In 1898, Giovanni Battista Ceirano appointed him as Technical Director in his newly-founded automobile company. In 1899, Faccioli produced his first car, which he called the “Welleyes”. This had a horizontal engine with two piston of 663 cc, and aroused immediate interest.
In July 1899, the FIAT company was founded, absorbing “Ceirano and Co.” along with its patents and its workforce. Faccioli thus became FIAT’s first Technical Director, adding his contribution to the initial development of the company. According to the account by Alfonso Ferrero of Ventimiglia, one of the founder members, it was Faccioli himself who proposed the name of FIA which was unanimously accepted by the shareholders. It was, however, maliciously pointed out that these same initials also stood for “Faccioli Ingegnere Aristide”. Thus it was decided to add the “T” for Torino [Turin].
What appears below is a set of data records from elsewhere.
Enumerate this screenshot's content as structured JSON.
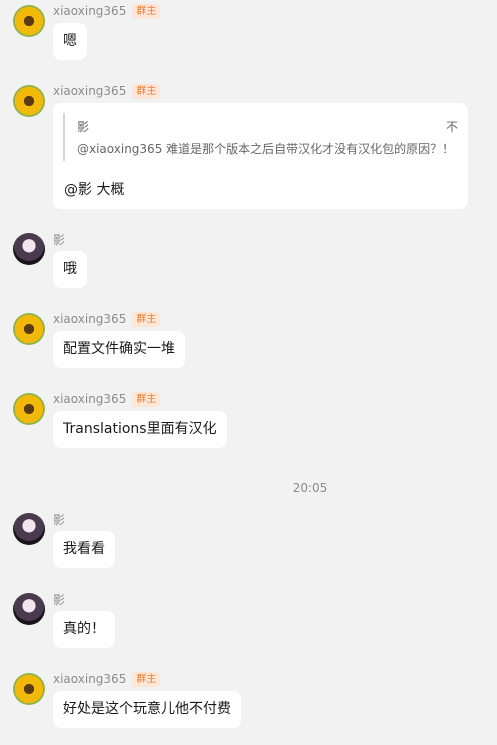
{
  "messages": [
    {
      "sender": "xiaoxing365",
      "badge": "群主",
      "text": "嗯"
    },
    {
      "sender": "xiaoxing365",
      "badge": "群主",
      "quote": {
        "author": "影",
        "close": "不",
        "text": "@xiaoxing365 难道是那个版本之后自带汉化才没有汉化包的原因？！"
      },
      "text": "@影 大概"
    },
    {
      "sender": "影",
      "text": "哦"
    },
    {
      "sender": "xiaoxing365",
      "badge": "群主",
      "text": "配置文件确实一堆"
    },
    {
      "sender": "xiaoxing365",
      "badge": "群主",
      "text": "Translations里面有汉化"
    },
    {
      "sender": "影",
      "text": "我看看"
    },
    {
      "sender": "影",
      "text": "真的！"
    },
    {
      "sender": "xiaoxing365",
      "badge": "群主",
      "text": "好处是这个玩意儿他不付费"
    }
  ],
  "timestamp": "20:05",
  "icons": {
    "owner_avatar": "sunflower-avatar",
    "user_avatar": "anime-girl-avatar"
  }
}
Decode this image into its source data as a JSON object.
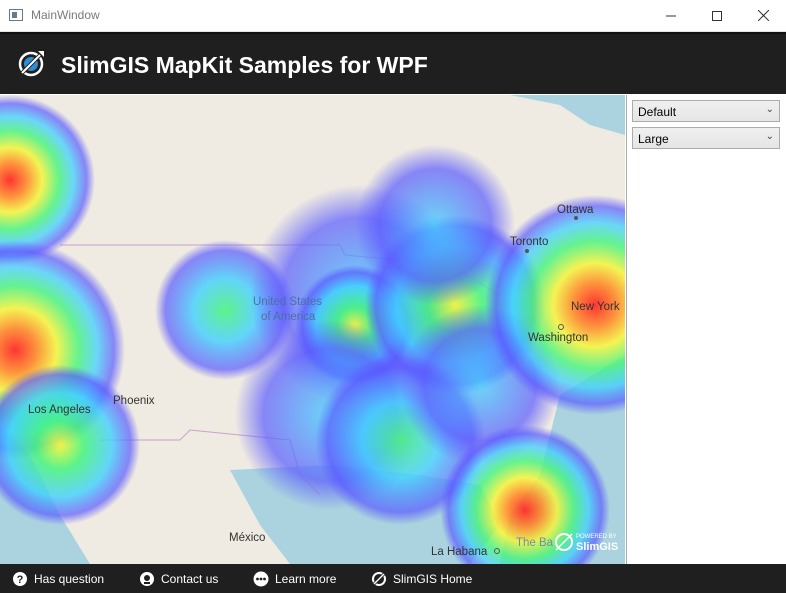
{
  "window": {
    "title": "MainWindow",
    "controls": [
      "minimize-icon",
      "maximize-icon",
      "close-icon"
    ]
  },
  "header": {
    "title": "SlimGIS MapKit Samples for WPF",
    "logo_icon": "slimgis-logo-icon"
  },
  "map": {
    "labels": {
      "ottawa": "Ottawa",
      "toronto": "Toronto",
      "united_states_line1": "United States",
      "united_states_line2": "of America",
      "new_york": "New York",
      "washington": "Washington",
      "phoenix": "Phoenix",
      "los_angeles": "Los Angeles",
      "mexico": "México",
      "la_habana": "La Habana",
      "bahamas": "The Ba"
    },
    "watermark": {
      "powered_by": "POWERED BY",
      "brand": "SlimGIS"
    }
  },
  "sidebar": {
    "style_select": {
      "value": "Default"
    },
    "size_select": {
      "value": "Large"
    }
  },
  "footer": {
    "links": [
      {
        "label": "Has question",
        "icon": "question-icon"
      },
      {
        "label": "Contact us",
        "icon": "headset-icon"
      },
      {
        "label": "Learn more",
        "icon": "more-icon"
      },
      {
        "label": "SlimGIS Home",
        "icon": "slimgis-logo-icon"
      }
    ]
  },
  "colors": {
    "header_bg": "#1f1f1f",
    "map_land": "#efeae2",
    "map_water": "#aad3df",
    "heat_low": "#5a5aff",
    "heat_mid": "#3cff6a",
    "heat_high": "#ff2a2a"
  }
}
His first design for FIAT was the FIAT 3½ HP, a vehicle similar to the Welleyes, having a 2-cylinder horizontal engine mounted transversally at the rear of the chassis. Between 1900 and 1901 he designed other models, amongst which were the “tipo 6 Corsa”, the “tipo 8” and the “tipo 10HP”.
In 1901, Faccioli resigned from FIAT and started a new activity of his own, designing and building engines. Unfortunately, this did not attain the success he had hoped for, so he joined the SPA company where he dedicated himself exclusively to aeronautical design work.
From his plans and projects, many of which are based on the ideas expressed in his book published in 1895 “Theory of Flight and Aerial Navigation”, emerged the Faccioli I triplane of 1909 and then the series of biplanes identified as Faccioli 2, 3 and 4, all powered by engines manufactured by SPA but designed by Faccioli himself.
Despite this, Faccioli’s career did not enjoy great success and he abandoned all things mechanical to dedicate himself to philosophic and religious studies. He committed suicide on the 28th of January 1920 in Turin.
The City of Turin installed a commemorative plaque on the building where the SPA company had its offices, at number 122, Corso Ferrucci.